TOKYO – Japan’s Hiromu Inada is watching the Tokyo Olympics hoping to pick up some tips from the athletes before he competes in next year’s Ironman world championship, at the age of 90.
“There’s so much to learn. I apply it to my training and it works! It’s fun,” the octogenarian athlete told AFP after one of his near-daily training sessions.
The Games are being held under strict virus rules, with spectators banned from almost all events, but that has not turned Inada off. “I’m still having a great time.”
Inada, who turns 89 in November, already holds the Guinness World Record for the oldest person to complete an Ironman competition – a gruelling format involving swimming 3.86 kilometres, cycling 180.25 kilometres and running a 42.2-kilometre marathon.
A three-time winner of the competition in his age group, his commitment to sport is so deep that he records footage of athletes at the Games and watches it to analyse their leg movements and posture.
This Olympics is the second Inada has watched in Tokyo – back in 1964 when the city first hosted the Games he was a reporter at public broadcaster NHK.
But the atmosphere then was totally different, he said.
Those Games were in some ways a triumphant coming-out for Japan, which showcased technological marvels such as the shinkansen bullet train.
“There was no one who didn’t watch the Olympics,” he said, admitting he even skipped work to catch it.
People were glued to colour TVs at offices, city halls and electronics shops because the sets were still rare for many households, he said.

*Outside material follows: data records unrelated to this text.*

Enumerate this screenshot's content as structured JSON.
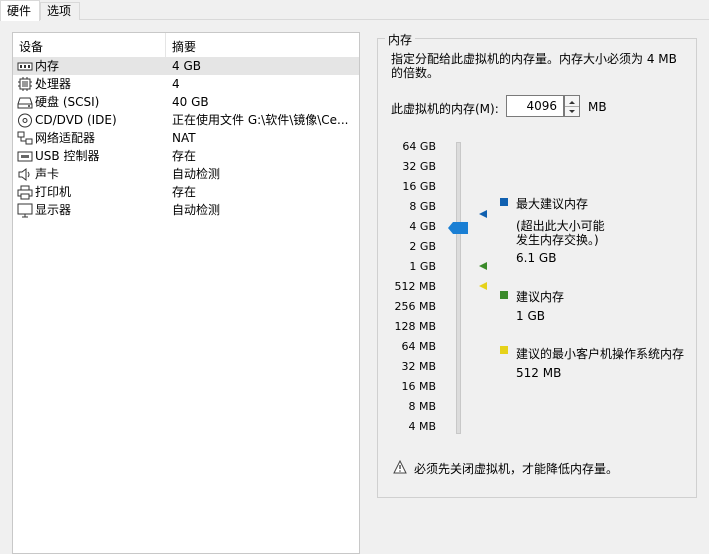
{
  "tabs": [
    "硬件",
    "选项"
  ],
  "device_list": {
    "headers": {
      "device": "设备",
      "summary": "摘要"
    },
    "rows": [
      {
        "icon": "memory-icon",
        "name": "内存",
        "summary": "4 GB",
        "selected": true
      },
      {
        "icon": "cpu-icon",
        "name": "处理器",
        "summary": "4"
      },
      {
        "icon": "hard-disk-icon",
        "name": "硬盘 (SCSI)",
        "summary": "40 GB"
      },
      {
        "icon": "cd-dvd-icon",
        "name": "CD/DVD (IDE)",
        "summary": "正在使用文件 G:\\软件\\镜像\\Ce..."
      },
      {
        "icon": "network-adapter-icon",
        "name": "网络适配器",
        "summary": "NAT"
      },
      {
        "icon": "usb-icon",
        "name": "USB 控制器",
        "summary": "存在"
      },
      {
        "icon": "sound-card-icon",
        "name": "声卡",
        "summary": "自动检测"
      },
      {
        "icon": "printer-icon",
        "name": "打印机",
        "summary": "存在"
      },
      {
        "icon": "display-icon",
        "name": "显示器",
        "summary": "自动检测"
      }
    ]
  },
  "memory": {
    "group_title": "内存",
    "description": "指定分配给此虚拟机的内存量。内存大小必须为 4 MB 的倍数。",
    "field_label": "此虚拟机的内存(M):",
    "value": "4096",
    "unit": "MB",
    "scale": [
      "64 GB",
      "32 GB",
      "16 GB",
      "8 GB",
      "4 GB",
      "2 GB",
      "1 GB",
      "512 MB",
      "256 MB",
      "128 MB",
      "64 MB",
      "32 MB",
      "16 MB",
      "8 MB",
      "4 MB"
    ],
    "current_level": "4 GB",
    "legend": {
      "max": {
        "title": "最大建议内存",
        "note1": "(超出此大小可能",
        "note2": "发生内存交换。)",
        "value": "6.1 GB",
        "color": "#1060b0"
      },
      "recommended": {
        "title": "建议内存",
        "value": "1 GB",
        "color": "#3a8a2a"
      },
      "min_guest": {
        "title": "建议的最小客户机操作系统内存",
        "value": "512 MB",
        "color": "#e6d21a"
      }
    },
    "warning": "必须先关闭虚拟机，才能降低内存量。"
  },
  "colors": {
    "thumb": "#1a7fd4",
    "selected_row": "#e5e5e5"
  }
}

“I think (the 1964 Olympics) became a turning point for the economic boom… and public sentiment got a boost afterwards.”
But this year, polls before the Games began on July 23 showed the majority of Japanese were against holding the event because of the Covid-19 pandemic.

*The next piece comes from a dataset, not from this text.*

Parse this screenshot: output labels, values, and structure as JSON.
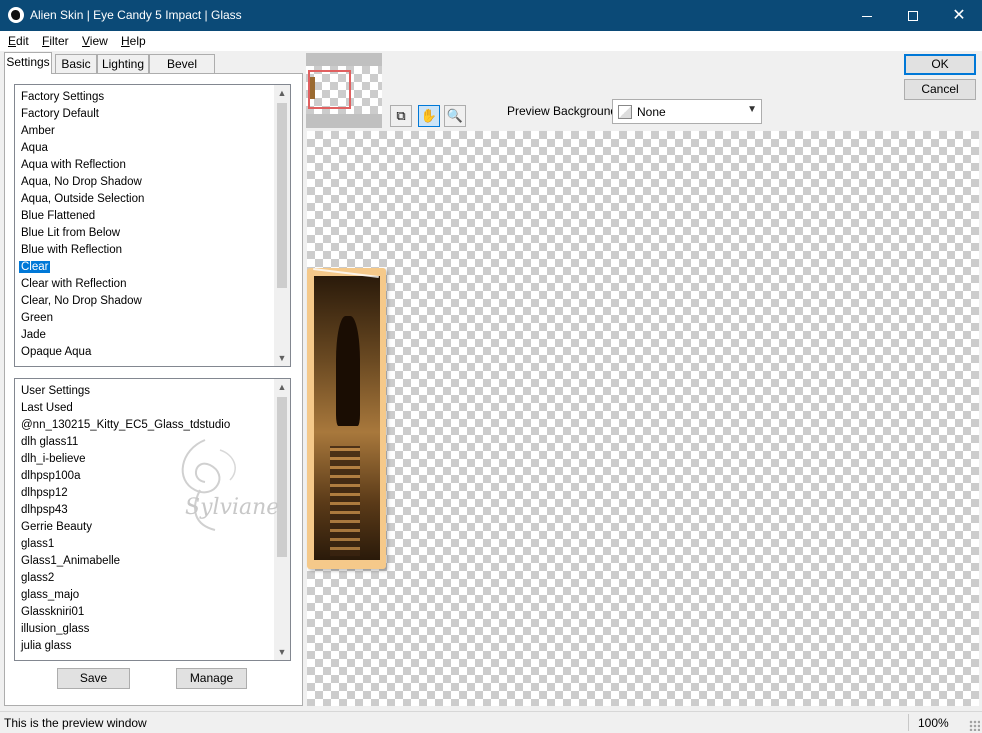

Even Inada admits he was a bit uncertain about the Games going ahead before they started.
“But when I look at them being held, I get teary and feel happy.”

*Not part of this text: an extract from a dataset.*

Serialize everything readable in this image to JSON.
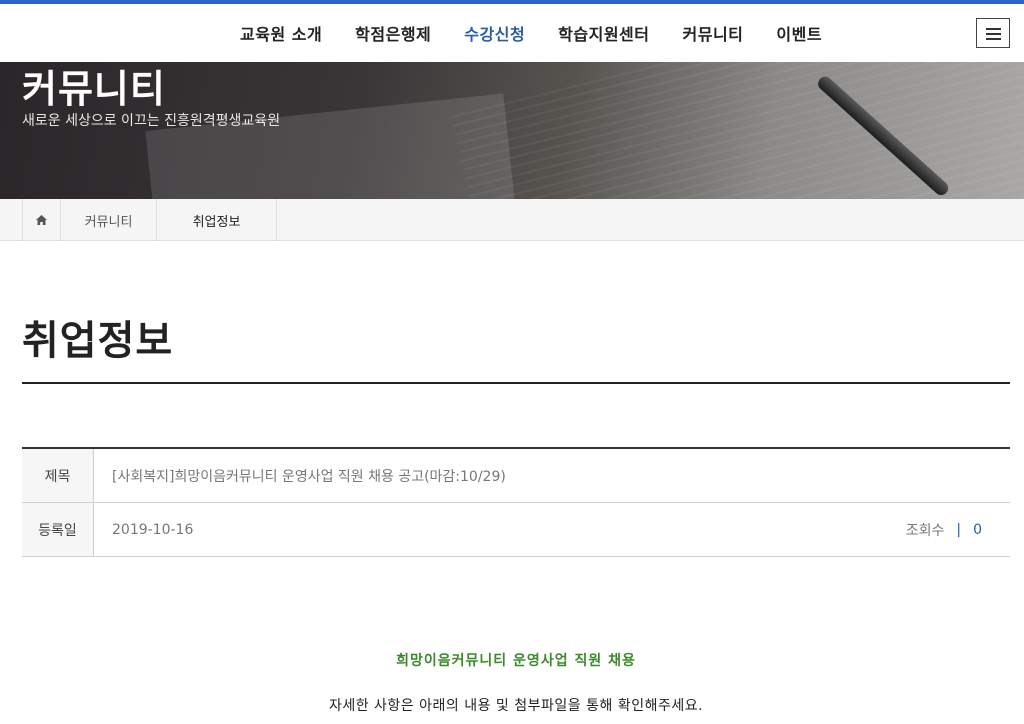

Inada fits his Olympic viewing around a tough training schedule that starts with swimming at 6:00 am and involves cycling for hours afterwards.
His diet is also designed to keep him fighting fit, consisting mostly of fish, vegetables, miso soup, seaweed and natto, a fermented soybean dish.
While his life is now devoted to sport, he came to the triathlon late, only learning how to swim when he was 60, after retiring to take care of his sick wife.
“I thought I needed to exercise as I was always at home, caring for my wife,” he said.
He was already 70 when he first took part in a local triathlon competition, and first began trying out for Ironman, which involves longer distances, in his late 70s.
“Triathlon became my obsession,” he said, especially after the death of his wife. “That was all I had.”
It took several years of training with coaches, but in 2012 Inada won his age group in the Ironman world championship in Hawaii for the first time, aged 80, with a time of 15 hours, 38 minutes and 25 seconds.
Three years later he tried again, but he stumbled twice before the finish line and came in five seconds too late to be considered a finisher.
After the disappointment, “messages cheering me poured in on my Facebook from foreign triathletes I didn’t know,” he said.
He decided he had to try again and finish “even if I fell or I had to crawl forward”.
He completed the race the following year and again in 2018, becoming the world’s oldest Ironman finisher, aged 85 years 328 days.
And he’s not done yet, planning to compete again next year at 90.
“People laugh when I say this but now I’m living my youth… I feel the joy of living,” he said.
Triathlons are my “purpose in life”.
For now though, he is enjoying a chance to see some of the world’s top athletes in his country.
He even managed to glimpse the Olympic road cycling while at his training camp near Mount Fuji — the first Games even he has seen in person.
“I saw athletes I admire up close for the first time,” he said.